PBR, PER, ROE are one of important indicators for invest in stocks. When investing in stocks, you often ask yourself, “Is this stock undervalued or overvalued?” To answer this, key financial metrics such as PBR, PER, and ROE are crucial. Understanding these three indicators will enhance your ability to analyze a company’s value and make more informed investment decisions. In this article, we will explore what PBR, PER, and ROE mean and how to use them effectively in stock analysis.

PBR, PER, ROE
1. PBR (Price-to-Book Ratio)
PBR is a metric that compares a company’s stock price to its book value per share (BPS). It indicates how much investors are willing to pay for each dollar of a company’s net assets.
Formula:
PBR = Stock Price / Book Value per Share (BPS)
Example:
If Company A’s stock price is $10 and its BPS is $5, the PBR is 2. This means the market values Company A at twice its book value.
How to Use PBR:
PBR < 1: The stock may be undervalued compared to its net assets.
PBR > 1: The market recognizes the company’s assets as valuable.
Always compare with competitors in the same sector as PBR varies by industry.
2. PER (Price-to-Earnings Ratio)
PER measures the relationship between a company’s stock price and its earnings per share (EPS). It helps assess how much investors are willing to pay for each dollar of earnings.
Formula:
PER = Stock Price / Earnings Per Share (EPS)
Example:
If Company A’s stock price is $10 and its EPS is $1, its PER is 10. This means investors are paying 10 times the company’s annual earnings for its stock.
How to Use PER:
Lower PER (e.g., 5-10): The stock may be undervalued compared to its earnings.
Higher PER (e.g., 30+): Investors expect high future growth.
In high-growth industries, a high PER can still be justified.
3. ROE (Return on Equity)
ROE measures how efficiently a company generates profits from its shareholders’ equity.
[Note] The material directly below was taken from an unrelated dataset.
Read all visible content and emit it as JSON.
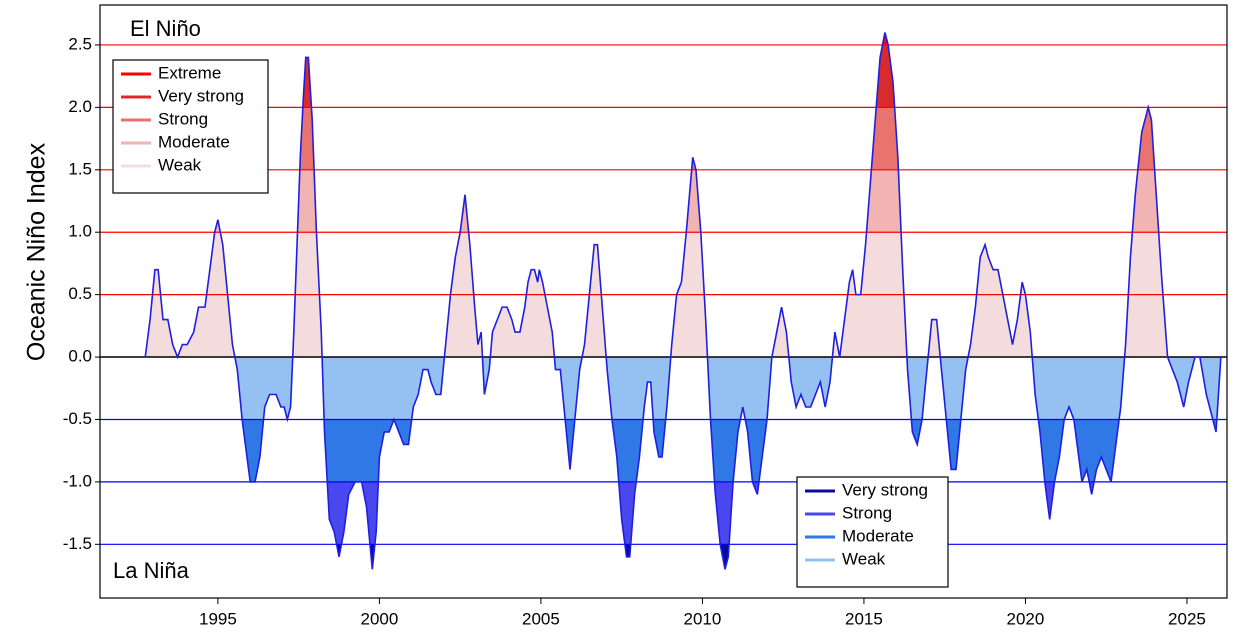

It indicates how well a company utilizes its capital to generate returns.
Formula:
ROE = (Net Income / Shareholders’ Equity) × 100
Example:
If Company A has a net income of $1 million and shareholder equity of $10 million, its ROE is 10%. This means the company earns a 10% return on its invested capital.
How to Use ROE:
Higher ROE: Indicates efficient use of equity and strong profitability.
Consistently high ROE: Suggests a competitive advantage.
Low or volatile ROE: May signal poor management or financial instability.
How to Use PBR, PER, ROE Together
These three metrics are most effective when analyzed together rather than separately.
For example:
Low PBR + Low PER + High ROE: The stock may be undervalued despite strong profitability.
High PBR + High PER + Low ROE: The stock could be overvalued by the market.
PBR, PER, ROE
While PBR, PER, and ROE are essential tools for evaluating a stock, they should not be the sole basis for investment decisions. Always compare within the same industry, consider a company’s growth potential, and analyze broader market trends.
Stock investing is not just a numbers game; it’s about understanding a company’s fundamentals. By leveraging PBR, PER, and ROE, you can make well-informed investment choices and enhance your portfolio’s success.